The question moving forward is not whether the mainstream media will continue cheerleading the center — it’s clear that the willful inadequacy of this initiative has been sniffed out in several important quarters.
But just because there’s awareness that the Safe Sport Act didn’t get the job done, it doesn’t mean that the USOC’s deflections and can-kicking haven’t already been served by it. I concluded a 2014 interview with Outside magazine by saying:
“If [America’s millions of sports parents] wake up to the dark side of youth athletic programs — stead of simply hoping that the worst doesn’t happen to their own kids — then there’s an opportunity for an overdue overhaul of the Amateur Sports Act.

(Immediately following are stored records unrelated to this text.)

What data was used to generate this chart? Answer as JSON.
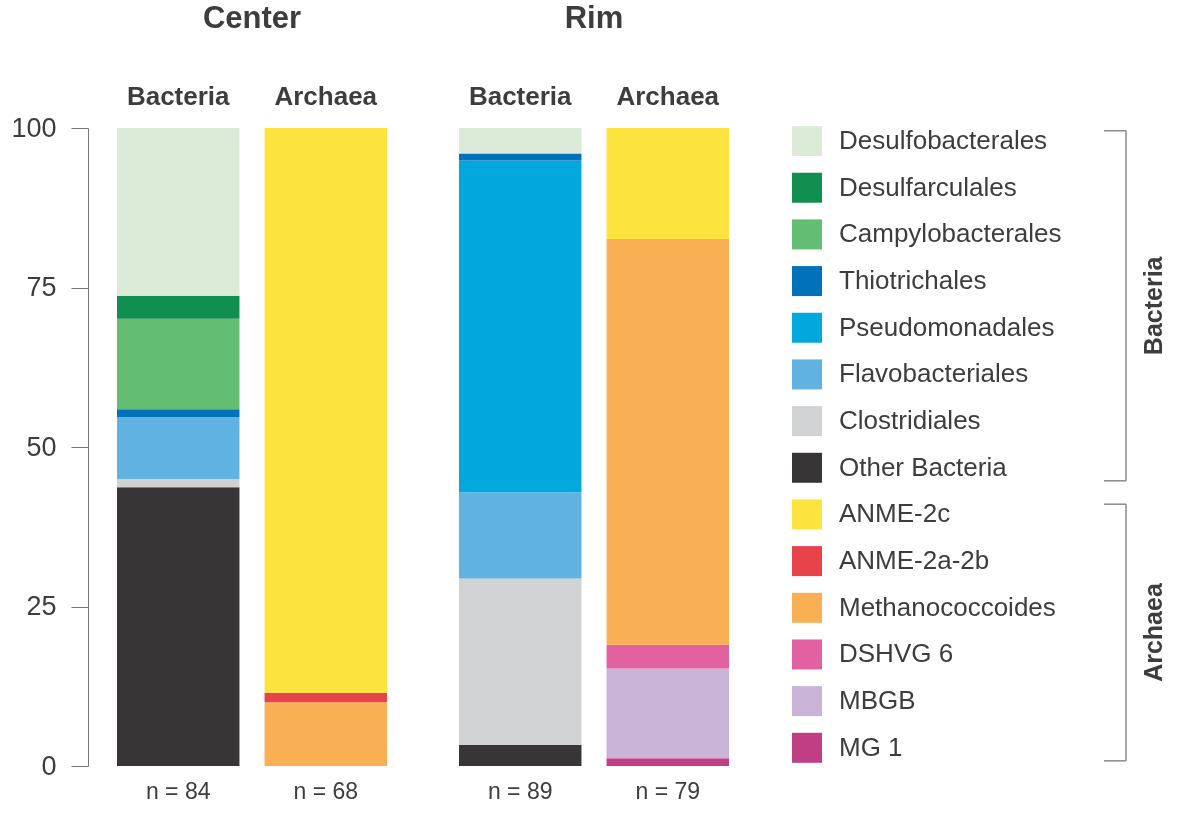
{
  "chart_data": [
    {
      "type": "bar",
      "title": "Center",
      "stacked": true,
      "categories": [
        "Bacteria",
        "Archaea"
      ],
      "ylim": [
        0,
        100
      ],
      "yticks": [
        0,
        25,
        50,
        75,
        100
      ],
      "legend": "right",
      "series": [
        {
          "name": "MG 1",
          "color": "#c03f82",
          "values": [
            null,
            null
          ]
        },
        {
          "name": "MBGB",
          "color": "#c9b4d8",
          "values": [
            null,
            null
          ]
        },
        {
          "name": "DSHVG 6",
          "color": "#e262a1",
          "values": [
            null,
            null
          ]
        },
        {
          "name": "Methanococcoides",
          "color": "#f9af53",
          "values": [
            null,
            10.0
          ]
        },
        {
          "name": "ANME-2a-2b",
          "color": "#e8424b",
          "values": [
            null,
            1.5
          ]
        },
        {
          "name": "ANME-2c",
          "color": "#fde33e",
          "values": [
            null,
            88.5
          ]
        },
        {
          "name": "Other Bacteria",
          "color": "#373536",
          "values": [
            43.7,
            null
          ]
        },
        {
          "name": "Clostridiales",
          "color": "#d1d2d4",
          "values": [
            1.3,
            null
          ]
        },
        {
          "name": "Flavobacteriales",
          "color": "#60b3e0",
          "values": [
            9.7,
            null
          ]
        },
        {
          "name": "Pseudomonadales",
          "color": "#00a8de",
          "values": [
            null,
            null
          ]
        },
        {
          "name": "Thiotrichales",
          "color": "#0072bc",
          "values": [
            1.2,
            null
          ]
        },
        {
          "name": "Campylobacterales",
          "color": "#63bd72",
          "values": [
            14.2,
            null
          ]
        },
        {
          "name": "Desulfarculales",
          "color": "#108f50",
          "values": [
            3.6,
            null
          ]
        },
        {
          "name": "Desulfobacterales",
          "color": "#dcebd7",
          "values": [
            26.3,
            null
          ]
        }
      ],
      "annotations": [
        {
          "text": "n = 84",
          "x": "Bacteria",
          "y": 0
        },
        {
          "text": "n = 68",
          "x": "Archaea",
          "y": 0
        },
        "Bacteria",
        "Archaea"
      ]
    },
    {
      "type": "bar",
      "title": "Rim",
      "stacked": true,
      "categories": [
        "Bacteria",
        "Archaea"
      ],
      "ylim": [
        0,
        100
      ],
      "tick_labels": "x",
      "series": [
        {
          "color": "#c03f82",
          "values": [
            null,
            1.2
          ]
        },
        {
          "color": "#c9b4d8",
          "values": [
            null,
            14.1
          ]
        },
        {
          "color": "#e262a1",
          "values": [
            null,
            3.7
          ]
        },
        {
          "color": "#f9af53",
          "values": [
            null,
            63.6
          ]
        },
        {
          "color": "#e8424b",
          "values": [
            null,
            null
          ]
        },
        {
          "color": "#fde33e",
          "values": [
            null,
            17.4
          ]
        },
        {
          "color": "#373536",
          "values": [
            3.3,
            null
          ]
        },
        {
          "color": "#d1d2d4",
          "values": [
            26.1,
            null
          ]
        },
        {
          "color": "#60b3e0",
          "values": [
            13.5,
            null
          ]
        },
        {
          "color": "#00a8de",
          "values": [
            52.0,
            null
          ]
        },
        {
          "color": "#0072bc",
          "values": [
            1.1,
            null
          ]
        },
        {
          "color": "#63bd72",
          "values": [
            null,
            null
          ]
        },
        {
          "color": "#108f50",
          "values": [
            null,
            null
          ]
        },
        {
          "color": "#dcebd7",
          "values": [
            4.0,
            null
          ]
        }
      ],
      "annotations": [
        {
          "text": "n = 89",
          "x": "Bacteria",
          "y": 0
        },
        {
          "text": "n = 79",
          "x": "Archaea",
          "y": 0
        }
      ]
    }
  ]
}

If not, we face at least four more years of what I call ‘Safe Sport reboot.’ What the USOC is now saying is that swimming has done a great job — which isn’t true — but that the Safe Sport task for all the national sports governing bodies must be taken over by a new and privately funded ‘independent’ agency. The model is the U.S. Anti-Doping Agency. [My colleague Tim Joyce] and I feel that this agency will serve as an ineffective ‘sex police,’ with an agenda that is still friendlier to the NGBs than to young athletes. This is like rearranging the chairs on the deck of the Titanic, and it’s no substitute for real federal oversight.”
About the status of that federal oversight in 2018: I see no real movement in such a direction, for the reason that members of both Congressional bodies are still resting on the laurels of their too-easy, near-unanimous slam dunk of the Safe Sport Act in the isolated frenzy of the Larry Nassar gymnastics abuse scandal. Yes, there have been both House and Senate hearings, some better than others, but these have featured only brand-name Olympians, not grassroots victims of the local club sports system. In lieu of a true investigative focus, the hearings have merely floated random embarrassing questions to the USOC and the NGBs chiefs. And most importantly, they have not had a locus of responsibility and sponsorship, such as Senator Feinstein offered a year ago.
In the absence of the emergence of these factors, the abusers of kid sports will continue to get away with it, and the public consensus will return to simply waving the flag for the national teams at their next televised competitions — while continuing to ignore the unacceptable human and public health fallout from them.